The SlugMath Wiki is under heavy development!
Help:Developers
From SlugmathWiki
This page contains information for developers of the SlugMath wiki. This page is under heavy construction.
Contents |
Mathematical knowledge in the SlugMath wiki
The SlugMath wiki aims to develop a large body of mathematical knowledge. The goals of this development are described in the following sections:
Structure of knowledge
The primary units of mathematical knowledge in the SlugMath wiki are statements, definitions and structures. These are defined below:
- Statement
- A sentence or collection of sentences, which can be written in the language of set theory and proven using the Zermelo-Fraenkel axioms of set theory.
- Definition
- A sentence or collection of sentences, which can be written in the language of set theory, and which (provably) characterize a class of sets.
- Structure
- A sentence or collection of sentences, which can be written in the language of set theory, and which (provably) characterize a set.
When a statement, definition, or structure is written, a proof must be given. In this proof, logical reliance is stated using the "relies on" property. Proofs must be written in such a way to minimize logical reliance.
All mathematics within the SlugMath wiki should be written in a consistent style and notation. All proofs should be correct, written by a research mathematician, and checked by other mathematicians. Moreover, all proofs should be written in a minimalist style, and commentary should be separated from the proof.
Coverage of mathematics
- Development of "naive" set theory from the Zermelo-Fraenkel axioms.
- Basic first-order logic.
- The construction of high-school mathematics from set theory.
- Abstract algebra, including the elements of group theory, ring theory, fields, and Galois theory.
- Basic differential and integral calculus.
- Differential geometry, including the development of calculus on smooth manifolds with boundary and corners.

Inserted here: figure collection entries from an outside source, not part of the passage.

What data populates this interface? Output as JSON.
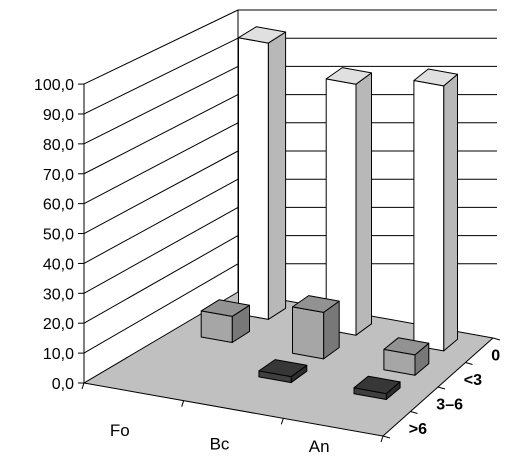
{
  "chart_data": {
    "type": "bar",
    "subtype": "3d-column",
    "categories": [
      "Fo",
      "Bc",
      "An"
    ],
    "depth_categories": [
      "0",
      "<3",
      "3–6",
      ">6"
    ],
    "series": [
      {
        "name": "0",
        "values": [
          98.0,
          89.0,
          94.0
        ],
        "color": "#ffffff"
      },
      {
        "name": "<3",
        "values": [
          9.0,
          16.0,
          7.0
        ],
        "color": "#a6a6a6"
      },
      {
        "name": "3–6",
        "values": [
          0.0,
          2.0,
          2.0
        ],
        "color": "#3f3f3f"
      },
      {
        "name": ">6",
        "values": [
          0.0,
          0.0,
          0.0
        ],
        "color": "#1f1f1f"
      }
    ],
    "y_ticks": [
      "0,0",
      "10,0",
      "20,0",
      "30,0",
      "40,0",
      "50,0",
      "60,0",
      "70,0",
      "80,0",
      "90,0",
      "100,0"
    ],
    "ylim": [
      0,
      100
    ],
    "grid": true,
    "legend": "none",
    "title": "",
    "xlabel": "",
    "ylabel": "",
    "floor_color": "#c0c0c0",
    "wall_color": "#ffffff"
  }
}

- Classical geometry, including Euclidean and Non-Euclidean axiomatic geometry.
- Graph theory
- Combinatorics
- Number theory, including quadratic reciprocity, and basic facts about binary quadratic forms.
Proof Markup
Direct Proofs
A "direct proof" is a linearly structured argument, from a hypothesis to a conclusion, in which each sentences follows from the previous sentences via deduction and previously acquired knowledge. Direct proofs are written using the DirectProof template, as below:
| Hypothesis | |
| A direct argument | |
| Conclusion |
Color coding and indentation are automatic.
Inductive Proofs
An "inductive proof" is a proof that a sentence $\Phi(x)$ is true for all natural numbers $x$ greater than a certain natural number $x_0$. Such a proof involves a base case and an inductive case, together with a conclusion. Inductive proofs are written using the InductiveProof template, as below:
| $x=0$ | A proof of $\Phi(0)$. |
|---|---|
| $x>0$. | A proof that if $\Phi(i)$ for all $i < x$, then $\Phi(x)$. |
| Conclusion | |
Proofs by contradiction
A proof by contradiction is a proof of a "if-then" structured sentence via the contrapositive. Such a proof has a hypothesis (the sentence which will later be contradicted), a body, and a contradictory conclusion. Proofs by contradiction are written using the ProofbyContradiction template. A proof that $A \Rightarrow B$ is displayed below:
| NOT $B$ A direct argument | |
| Something that contradicts $A$. |